CFPB Proposes Remittance Changes, Delayed Effective Date
The CFPB also proposed extending the remittance rule implementation period until 90 days after the revised final rule is released. The rule was scheduled to come into effect on Feb. 7.
Under the CFPB's rule, remittance transfer providers would be required to provide prepayment and receipt disclosures to the consumer sender that include the exchange rate, fees and taxes associated with a transfer, and the amount of money that will be received on the other end of the transfer. Remittance transfer providers will also be required to investigate disputes and correct errors.
The CFPB has provided a safe harbor exemption from the rule for remittance providers that transact 100 or fewer remittances per year.
According to the CFPB, the new remittance rule revision proposal would:
provide increased flexibility and guidance with respect to the disclosure of taxes imposed by a foreign country's central government as well as fees imposed by a recipient's institution for receiving a remittance transfer in an account; and
require disclosure of foreign taxes imposed by a country's central government, but eliminate a previous requirement to disclose taxes imposed by foreign regional, provincial, state, or other local governments.
The proposal would also limit remittance provider liability in certain situations. Under the proposal, when the provider can demonstrate that the consumer provided an incorrect account number and certain other conditions are satisfied, the provider would be required to attempt to recover the funds but would not bear the cost of funds that cannot be recovered, the CFPB said.
These changes were among the revisions urged by the Credit Union National Association (CUNA) in several meetings with the bureau held this year.
CUNA has been encouraging the agency to improve the rule so that credit unions will not have to stop offering international remittance services because of the rule's burdens.
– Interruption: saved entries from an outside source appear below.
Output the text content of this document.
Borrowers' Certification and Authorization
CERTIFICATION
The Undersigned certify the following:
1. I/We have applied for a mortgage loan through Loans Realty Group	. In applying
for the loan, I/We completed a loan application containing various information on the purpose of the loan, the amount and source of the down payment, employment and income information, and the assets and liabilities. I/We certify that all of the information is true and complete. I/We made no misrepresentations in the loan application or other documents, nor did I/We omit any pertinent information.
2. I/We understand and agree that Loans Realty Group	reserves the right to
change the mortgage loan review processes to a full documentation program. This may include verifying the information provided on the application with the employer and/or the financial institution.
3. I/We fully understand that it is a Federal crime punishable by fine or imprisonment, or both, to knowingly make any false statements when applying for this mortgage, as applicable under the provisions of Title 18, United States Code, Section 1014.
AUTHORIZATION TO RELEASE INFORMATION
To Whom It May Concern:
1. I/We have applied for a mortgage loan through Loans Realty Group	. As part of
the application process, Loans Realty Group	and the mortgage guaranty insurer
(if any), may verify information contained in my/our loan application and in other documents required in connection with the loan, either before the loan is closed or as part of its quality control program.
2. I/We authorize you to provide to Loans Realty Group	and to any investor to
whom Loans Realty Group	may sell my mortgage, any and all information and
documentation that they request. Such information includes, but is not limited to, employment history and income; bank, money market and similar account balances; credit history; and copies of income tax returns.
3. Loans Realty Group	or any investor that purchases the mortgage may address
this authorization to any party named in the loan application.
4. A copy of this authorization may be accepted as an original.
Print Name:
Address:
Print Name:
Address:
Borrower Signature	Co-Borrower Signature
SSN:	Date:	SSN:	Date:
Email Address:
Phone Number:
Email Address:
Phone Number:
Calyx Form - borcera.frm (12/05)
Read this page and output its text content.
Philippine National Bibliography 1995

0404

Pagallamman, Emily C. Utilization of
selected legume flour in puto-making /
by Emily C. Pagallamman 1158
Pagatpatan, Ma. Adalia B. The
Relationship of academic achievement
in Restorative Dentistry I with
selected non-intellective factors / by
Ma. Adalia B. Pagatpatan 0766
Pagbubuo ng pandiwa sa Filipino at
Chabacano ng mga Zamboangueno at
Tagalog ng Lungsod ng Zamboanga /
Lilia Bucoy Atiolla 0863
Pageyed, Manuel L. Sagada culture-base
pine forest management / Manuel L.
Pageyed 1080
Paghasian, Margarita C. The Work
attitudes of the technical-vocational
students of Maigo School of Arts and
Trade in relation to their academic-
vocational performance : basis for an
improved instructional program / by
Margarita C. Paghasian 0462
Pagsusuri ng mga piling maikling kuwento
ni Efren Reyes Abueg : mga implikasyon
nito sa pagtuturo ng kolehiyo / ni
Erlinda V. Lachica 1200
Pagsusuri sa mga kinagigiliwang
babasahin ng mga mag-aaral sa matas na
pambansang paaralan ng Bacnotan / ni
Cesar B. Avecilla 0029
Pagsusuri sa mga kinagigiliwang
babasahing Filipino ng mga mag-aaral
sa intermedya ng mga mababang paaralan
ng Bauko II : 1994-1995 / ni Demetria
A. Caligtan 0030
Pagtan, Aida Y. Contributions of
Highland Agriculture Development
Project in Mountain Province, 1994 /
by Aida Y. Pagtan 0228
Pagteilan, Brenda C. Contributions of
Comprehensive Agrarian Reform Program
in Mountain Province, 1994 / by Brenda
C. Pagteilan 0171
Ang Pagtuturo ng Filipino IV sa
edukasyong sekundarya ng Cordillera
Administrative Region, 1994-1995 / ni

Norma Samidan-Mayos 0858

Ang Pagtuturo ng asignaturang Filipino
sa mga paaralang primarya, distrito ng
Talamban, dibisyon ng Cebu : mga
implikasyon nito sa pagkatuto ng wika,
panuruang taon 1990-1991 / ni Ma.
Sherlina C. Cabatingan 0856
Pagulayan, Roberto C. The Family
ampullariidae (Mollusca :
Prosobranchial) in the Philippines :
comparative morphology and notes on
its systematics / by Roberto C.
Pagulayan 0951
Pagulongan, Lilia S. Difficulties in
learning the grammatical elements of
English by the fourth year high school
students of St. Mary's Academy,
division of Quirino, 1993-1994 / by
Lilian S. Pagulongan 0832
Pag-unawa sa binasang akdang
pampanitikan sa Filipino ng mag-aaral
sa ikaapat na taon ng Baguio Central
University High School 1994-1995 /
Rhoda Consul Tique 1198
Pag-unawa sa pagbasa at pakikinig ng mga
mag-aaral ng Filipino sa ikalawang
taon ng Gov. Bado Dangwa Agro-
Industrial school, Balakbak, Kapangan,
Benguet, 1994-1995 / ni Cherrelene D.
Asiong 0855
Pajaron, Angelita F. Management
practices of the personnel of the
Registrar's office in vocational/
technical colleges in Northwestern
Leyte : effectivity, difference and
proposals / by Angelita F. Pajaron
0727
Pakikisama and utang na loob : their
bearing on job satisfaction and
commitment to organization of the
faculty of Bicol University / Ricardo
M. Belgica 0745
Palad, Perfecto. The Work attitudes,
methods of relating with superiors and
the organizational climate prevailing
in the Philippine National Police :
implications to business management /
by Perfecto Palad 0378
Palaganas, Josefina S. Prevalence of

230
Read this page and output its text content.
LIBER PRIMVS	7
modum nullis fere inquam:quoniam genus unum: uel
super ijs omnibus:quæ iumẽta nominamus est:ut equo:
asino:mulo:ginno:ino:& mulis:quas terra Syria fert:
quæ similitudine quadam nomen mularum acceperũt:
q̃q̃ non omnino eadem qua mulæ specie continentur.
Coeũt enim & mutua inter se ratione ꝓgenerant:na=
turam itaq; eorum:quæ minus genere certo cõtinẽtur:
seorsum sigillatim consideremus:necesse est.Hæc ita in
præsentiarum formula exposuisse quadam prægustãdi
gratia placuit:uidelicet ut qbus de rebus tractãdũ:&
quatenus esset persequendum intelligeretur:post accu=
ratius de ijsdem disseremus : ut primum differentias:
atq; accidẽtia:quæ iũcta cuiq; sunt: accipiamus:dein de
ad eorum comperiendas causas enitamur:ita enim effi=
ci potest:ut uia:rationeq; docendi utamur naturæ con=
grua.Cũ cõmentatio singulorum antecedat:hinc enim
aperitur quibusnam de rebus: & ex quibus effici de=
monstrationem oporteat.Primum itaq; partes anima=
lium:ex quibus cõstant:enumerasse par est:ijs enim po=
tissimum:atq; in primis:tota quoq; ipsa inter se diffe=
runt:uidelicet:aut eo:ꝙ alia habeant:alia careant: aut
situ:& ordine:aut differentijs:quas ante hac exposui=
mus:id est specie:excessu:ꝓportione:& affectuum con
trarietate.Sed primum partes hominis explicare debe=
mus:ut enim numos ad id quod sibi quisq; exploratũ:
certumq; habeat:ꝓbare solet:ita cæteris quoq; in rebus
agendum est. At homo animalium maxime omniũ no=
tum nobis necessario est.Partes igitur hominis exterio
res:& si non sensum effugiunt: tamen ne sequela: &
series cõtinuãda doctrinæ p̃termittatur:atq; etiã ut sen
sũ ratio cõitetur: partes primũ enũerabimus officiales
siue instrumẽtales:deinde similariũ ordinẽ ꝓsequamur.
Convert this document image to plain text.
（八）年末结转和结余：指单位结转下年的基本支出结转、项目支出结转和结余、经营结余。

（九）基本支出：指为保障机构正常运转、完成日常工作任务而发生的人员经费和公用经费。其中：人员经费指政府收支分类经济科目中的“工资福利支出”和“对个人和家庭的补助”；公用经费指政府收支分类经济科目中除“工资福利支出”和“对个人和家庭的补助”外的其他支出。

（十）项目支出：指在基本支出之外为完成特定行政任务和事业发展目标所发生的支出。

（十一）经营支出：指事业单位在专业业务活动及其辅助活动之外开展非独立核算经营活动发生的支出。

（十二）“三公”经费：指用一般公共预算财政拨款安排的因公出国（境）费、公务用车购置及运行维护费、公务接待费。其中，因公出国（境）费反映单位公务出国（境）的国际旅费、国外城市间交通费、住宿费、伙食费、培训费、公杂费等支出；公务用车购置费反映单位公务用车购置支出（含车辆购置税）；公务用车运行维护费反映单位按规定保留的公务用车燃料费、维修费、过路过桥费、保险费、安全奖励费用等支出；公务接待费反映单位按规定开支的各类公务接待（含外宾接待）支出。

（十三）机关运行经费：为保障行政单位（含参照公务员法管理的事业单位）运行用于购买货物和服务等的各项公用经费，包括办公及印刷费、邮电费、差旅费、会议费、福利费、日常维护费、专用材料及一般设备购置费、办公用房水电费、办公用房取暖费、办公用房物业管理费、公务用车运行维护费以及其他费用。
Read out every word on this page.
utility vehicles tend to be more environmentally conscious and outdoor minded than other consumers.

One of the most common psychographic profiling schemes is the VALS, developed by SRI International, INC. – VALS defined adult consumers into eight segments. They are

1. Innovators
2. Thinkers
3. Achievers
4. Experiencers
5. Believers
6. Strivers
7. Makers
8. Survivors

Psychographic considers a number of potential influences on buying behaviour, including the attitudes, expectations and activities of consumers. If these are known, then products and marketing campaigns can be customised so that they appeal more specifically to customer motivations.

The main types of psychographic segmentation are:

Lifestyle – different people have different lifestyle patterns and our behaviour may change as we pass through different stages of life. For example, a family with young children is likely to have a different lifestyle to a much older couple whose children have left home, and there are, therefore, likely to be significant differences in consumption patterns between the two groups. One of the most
CUNA's International Remittances Working Group met with CFPB Director Richard Cordray and his senior staff in October and CUNA staff, including President/CEO Bill Cheney, General Counsel Eric Richard and Deputy General Counsel Mary Dunn, have had numerous meetings and telephone conversations with CFPB officials to advocate for a better outcome for credit unions than the final rule approved previously would have achieved.
While CUNA will continue urging for a range of improvements, the association commended the agency for its willingness to open the comment process back up and to consider further changes.